What does the other person expect me to be,what knowledge does he/she expect me to have,what part of my personality should I present and what part should I mask?Amazing!!Someone might know me as a fun,cheerful person, while other might think I am a gloomy nerd.As the situation/person demanded or forced me to be.

So what are the things I should not bring up with this person. I should feign ignorance on such matters. I should strongly stand against things I love secretly. I should speak ill of those cheap brands though I know they are a blessing for my pocket. I should speak highly of an author/book though the first page caused me to take aspirin. That movie is a masterpiece, though it just kept tapping my head, but never got in. I should be totally in love with that cuisine/eating joint, though the mere mention of it makes my innards revolt. I should appear to be happy-go-lucky though my whole being shouts of toiling hard. So many genuine tears have to be indebted to a fake cold and sinus, for fear of being exposed. I should say I never think of some things though they occupy > 90% of my thoughts. I should pretend to forget certain things, turn a blind eye to some though they glare real hard. Such paltry, meaningless acts, confessions, swears that tie down a person all the time.

Oh, that’s so not me!! I am as you like it, cooked to your style till the time we decide to part ways.So it turns out that no one really knows the cores of the other, maybe not the person himself/herself. Sometimes I seem to understand the ancient hermits who climbed on top of a mountain and who closed their eyes to make an inward journey.In this blatant world, one starts to lose his/her own existence,all the surrounding space is invaded and polluted.

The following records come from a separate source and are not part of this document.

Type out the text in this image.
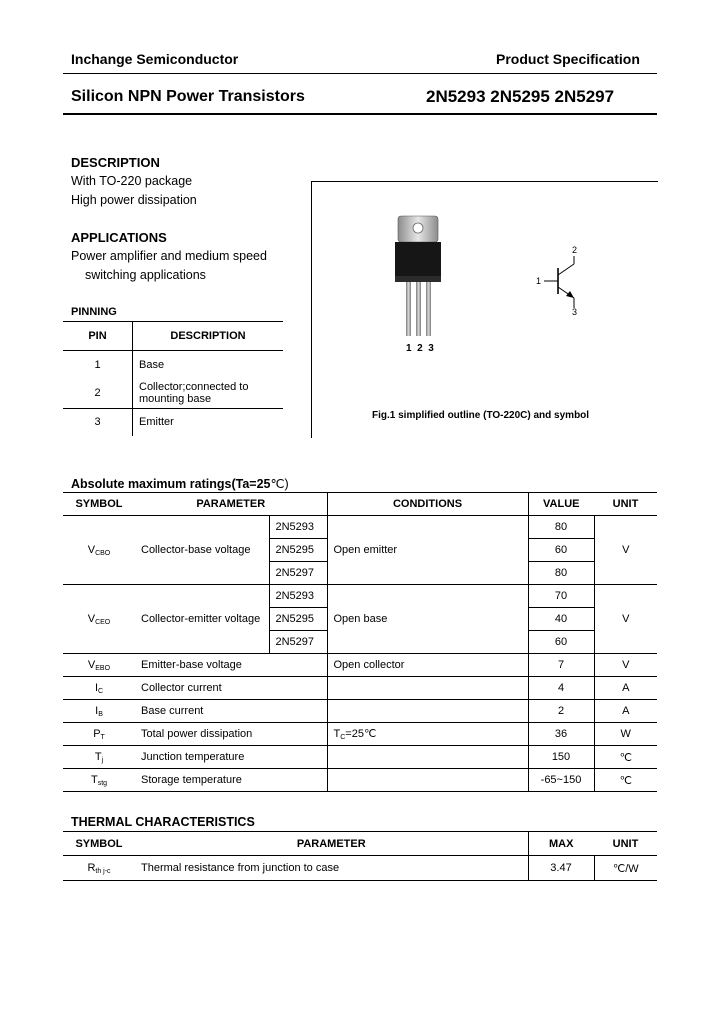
Inchange Semiconductor	Product Specification
Silicon NPN Power Transistors	2N5293 2N5295 2N5297
DESCRIPTION
With TO-220 package
High power dissipation
APPLICATIONS
Power amplifier and medium speed
switching applications
PINNING
PIN	DESCRIPTION
1	Base
2	Collector;connected to
mounting base
3	Emitter
1  2  3
1
2
3
Fig.1 simplified outline (TO-220C) and symbol
Absolute maximum ratings(Ta=25℃)
SYMBOL	PARAMETER		CONDITIONS	VALUE	UNIT
$V_{CBO}$	Collector-base voltage	2N5293	Open emitter	80	V
		2N5295		60	
		2N5297		80	
$V_{CEO}$	Collector-emitter voltage	2N5293	Open base	70	V
		2N5295		40	
		2N5297		60	
$V_{EBO}$	Emitter-base voltage		Open collector	7	V
$I_C$	Collector current			4	A
$I_B$	Base current			2	A
$P_T$	Total power dissipation		$T_C=25℃$	36	W
$T_j$	Junction temperature			150	℃
$T_{stg}$	Storage temperature			-65~150	℃
THERMAL CHARACTERISTICS
SYMBOL	PARAMETER	MAX	UNIT
$R_{th j-c}$	Thermal resistance from junction to case	3.47	℃/W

And then another thing is to keep all those that you hold dear in your life,insulated from each other.Something about a friend is never to be revealed , things about spouse should not leave the four walls.Things about sister/brother not to reach mom’s/dad’s ears.Things about mom-dad not to reach the spouse.But am I truly honest to anyone? So much precarious trust, millions of sworns of secrecy, do I have the tough gut for that?Things do leak out and dissipate and travel faster than you can imagine.Never mean to do it,but don’t our tongues at times have the procilivity to betray us, to profane the intangible sanctity.
How honest can you be in revealing yourself and concealing the others?